The government approved Thursday morning the final version of restrictions that will be implemented when a national lockdown begins on Friday, Erev Rosh Hashanah, at 2 p.m., and are valid for the next three weeks.
The approval took place just a day before the closure is set to begin, after the vote at the Cabinet meeting was stopped due to disagreements on several issues. There was harsh criticism against the flexible outline that the government designed, which many health experts worry could make the closure less effective.
“I consulted with all the senior officials, most of them with advanced degrees and experts in the field, and asked them whether there is a chance that the infection rate will go down under these conditions,” Health Minister Yuli Edelstein said at a ministerial meeting, Channel 12 reported. “To my great disappointment, I did not find anyone who was optimistic.”
Edelstein and Deputy Health Ministry head Yoav Kisch both said this week that they did not expect the lockdown to slash the new daily infections significantly.

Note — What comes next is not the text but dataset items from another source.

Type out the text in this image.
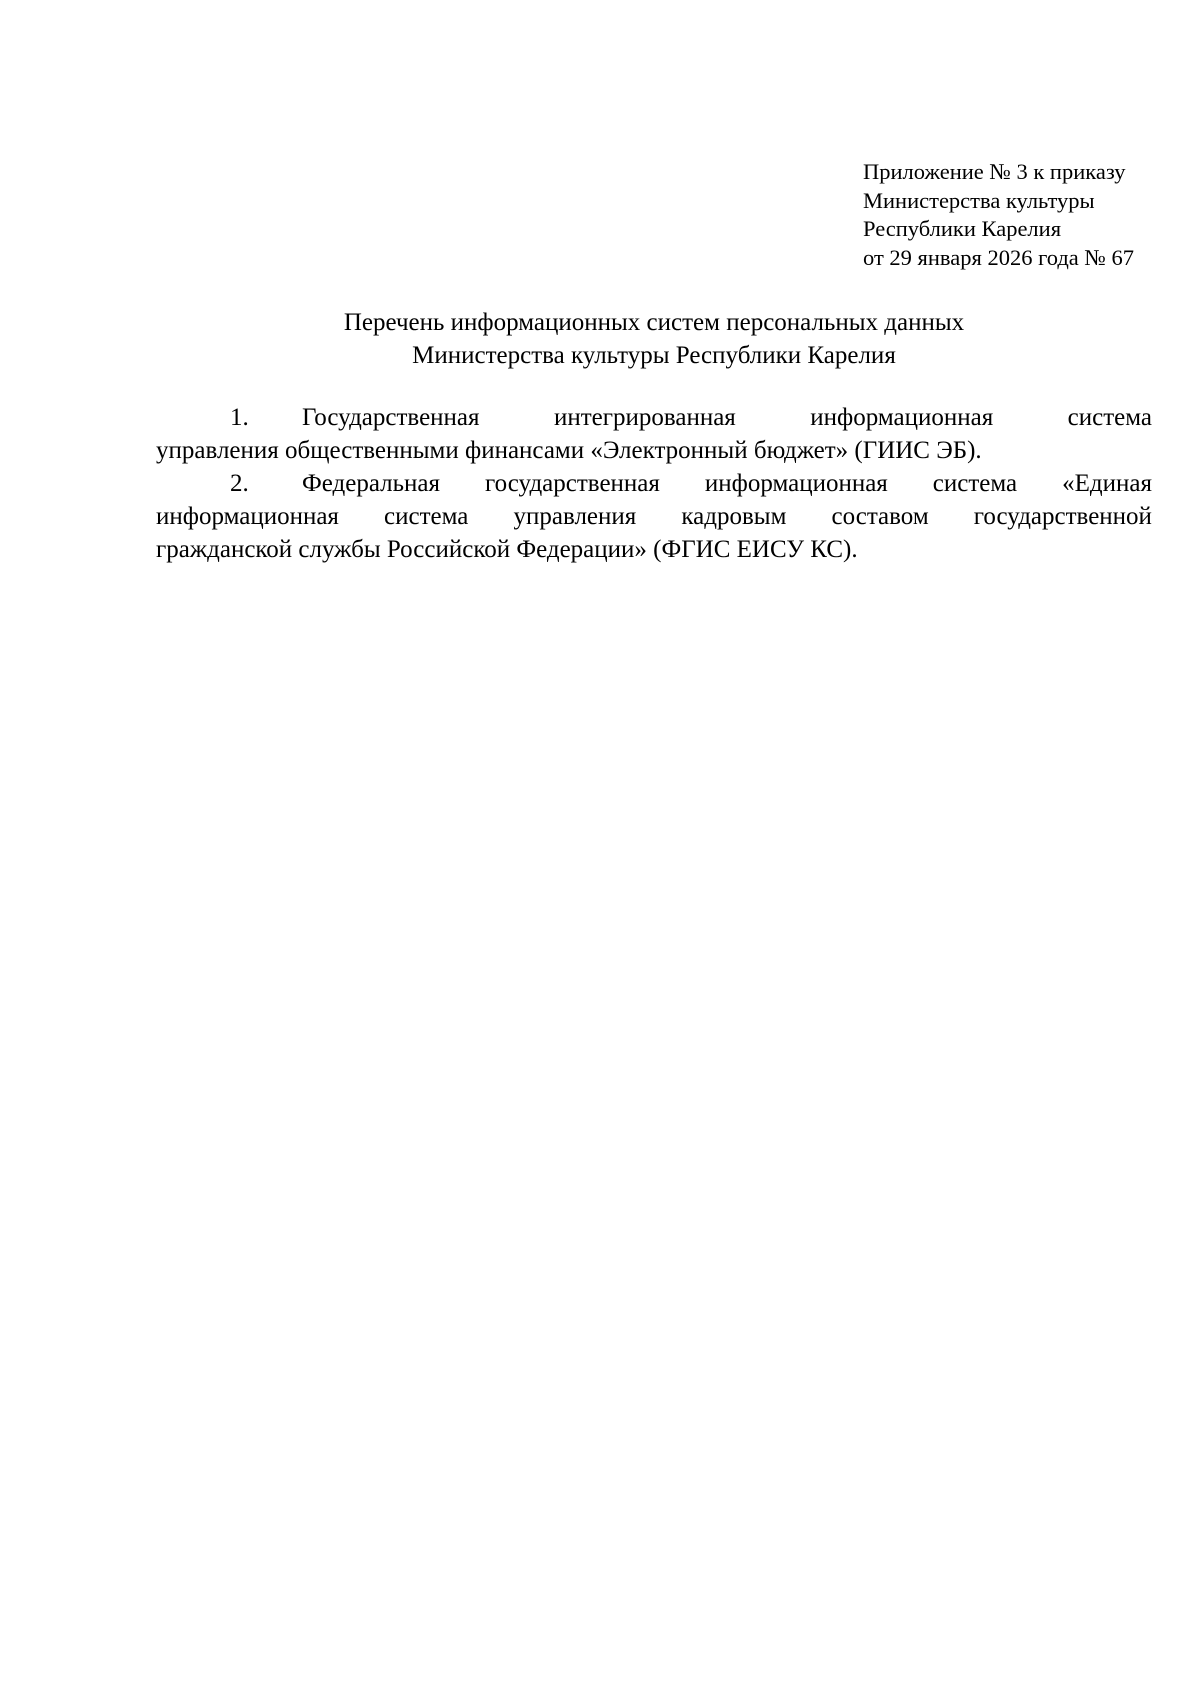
Приложение № 3 к приказу
Министерства культуры
Республики Карелия
от 29 января 2026 года № 67
Перечень информационных систем персональных данных
Министерства культуры Республики Карелия
1.	Государственная	интегрированная	информационная	система
управления общественными финансами «Электронный бюджет» (ГИИС ЭБ).
2.	Федеральная государственная информационная система «Единая
информационная система управления кадровым составом государственной
гражданской службы Российской Федерации» (ФГИС ЕИСУ КС).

The regulations will not be submitted for discussion by the Constitution, Law and Justice Committee.
They were delivered to the ministers as a 27-page document with extensive details on each topic – large and small.
Notable restrictions, which were not imposed during the first lockdown in March and April, include a ban on visiting private homes of other people and permission to travel to Ben Gurion Airport at least eight hours ahead of the flight.
While the lockdown is initially to remain in place for three weeks, the government statement on the matter appeared to leave the door open to further extensions.
The Health Ministry reported that 4,537 people tested positive for coronavirus on Wednesday, bringing the number of active patients in the country to 44,984.
The ministry said that 52,597 tests were conducted, and the contagion rate now stands at 8.8%, slightly down from the same figure a day earlier.
Yerushalayim reported the highest number of new diagnoses over the past seven days with 3,164 cases, followed by Bnei Brak with 1,553, Ashdod with 945, Modi’in Illit with 659, and Petach Tikvah with 642. Be’er Sheva and Holon both reported 569 and 565 cases respectively, officially becoming “red” cities.